|Some of the dressage ideas.|
They are located under the "Learning" tab, and are broken down into Flatwork, Dressage, Jumping, Lunging, Hacking, Rider, and Cross Country (which is empty at this point). The exercises are similar to the ones in the 101 Jumping Exercises / Dressage Exercises series, but don't have as much information on how to ride the exercise as the books do. They are rated with a level so you can pick exercises to suit your current riding abilities.
|Some of the jumping ideas.|
It is a newer feature and the library isn't huge, but they are constantly adding to it. It's nice to be able to look for an idea while I'm at the barn if I feel the need for inspiration. Equisense often does a short video about one of the exercises and posts it on their Facebook page.
|Some of the rider ideas - mostly core exercises. I really should do some of them.|
Facebook was where I discovered the Fish exercise.
I thought that it looked like it could be super fun, and have a lot of options on how it could be ridden.
|Black = poles (10 ft), blue lines = trot, red lines = canter (bounce distances). My Paint drawing is not totally to scale!|
|Here it is set up in the arena (that's Cisco's fat tummy on the left)|
With Cisco, we trotted through one side of a triangle, with the focus being more on just hitting where I aimed him. It worked out quite nicely and we seemed to find a good spot pretty well every time.
I did attempt the trot straight down the middle with him, but it was a gong show for a couple of reasons - a horse had just left the arena and he was sucking towards the gate end, he had spooked at something he saw out the door at the other end that we were heading towards, and narrow points of the triangles are kinda hard to do at a trot at the best of times.
I don't think I would recommend trotting through the center, just leave that for the canter.

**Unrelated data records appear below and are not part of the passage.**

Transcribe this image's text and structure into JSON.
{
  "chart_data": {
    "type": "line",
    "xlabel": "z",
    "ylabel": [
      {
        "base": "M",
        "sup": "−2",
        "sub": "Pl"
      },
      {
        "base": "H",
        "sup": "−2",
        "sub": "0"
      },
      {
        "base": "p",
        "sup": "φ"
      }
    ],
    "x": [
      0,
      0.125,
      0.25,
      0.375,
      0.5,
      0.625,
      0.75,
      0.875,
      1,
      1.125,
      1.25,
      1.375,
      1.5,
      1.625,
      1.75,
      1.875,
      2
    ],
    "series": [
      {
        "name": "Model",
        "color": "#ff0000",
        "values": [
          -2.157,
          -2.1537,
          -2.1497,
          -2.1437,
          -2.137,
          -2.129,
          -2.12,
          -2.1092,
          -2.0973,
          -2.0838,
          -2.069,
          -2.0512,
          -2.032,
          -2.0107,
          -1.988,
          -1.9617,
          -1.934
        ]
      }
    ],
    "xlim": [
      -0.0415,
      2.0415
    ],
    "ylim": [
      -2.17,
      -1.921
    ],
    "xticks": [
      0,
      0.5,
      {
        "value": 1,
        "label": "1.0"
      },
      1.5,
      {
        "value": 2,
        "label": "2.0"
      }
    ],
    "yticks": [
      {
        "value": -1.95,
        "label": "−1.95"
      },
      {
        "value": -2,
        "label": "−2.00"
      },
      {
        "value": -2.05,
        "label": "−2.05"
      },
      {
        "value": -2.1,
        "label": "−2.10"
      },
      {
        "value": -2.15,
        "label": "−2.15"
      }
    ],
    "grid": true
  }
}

By the time I got on Phantom it was noon and super hot and muggy, so I knew my ride on her was going to be pretty quick. I put my stirrups up a hole and just played over the poles. I haven't done any jumping flatwork in ages, so I wasn't sure how it was going to go when I tried to canter through the middle.
It actually rode pretty good!
I mean, there were only two times that I didn't see my distance so I panicked and threw my body at her and said "go" and she was all, "whoa whoa whoa, this is a turtle exercise. Just chill. I gots it." Not bad for not doing canter poles in like two years.
If you enter at the pointy end it's pretty easy for the horse to just slightly fall one way if they feel the need to give themself a bit more space, so you have to ride that part pretty accurately. If you come through the center, you can turn and have the option of cantering through parallel to one of the vertical poles or over the part where the tail joins the body (if that makes sense) and then turn and canter through the center again.
I would recommend setting this up across the center of the arena so that you can enter from both leads. I had to set it up on a diagonal because of all the other stuff set up in the arena, so it was a little trickier to make sure I did it on both leads.
I really liked this exercise and I will definitely use The Fish again!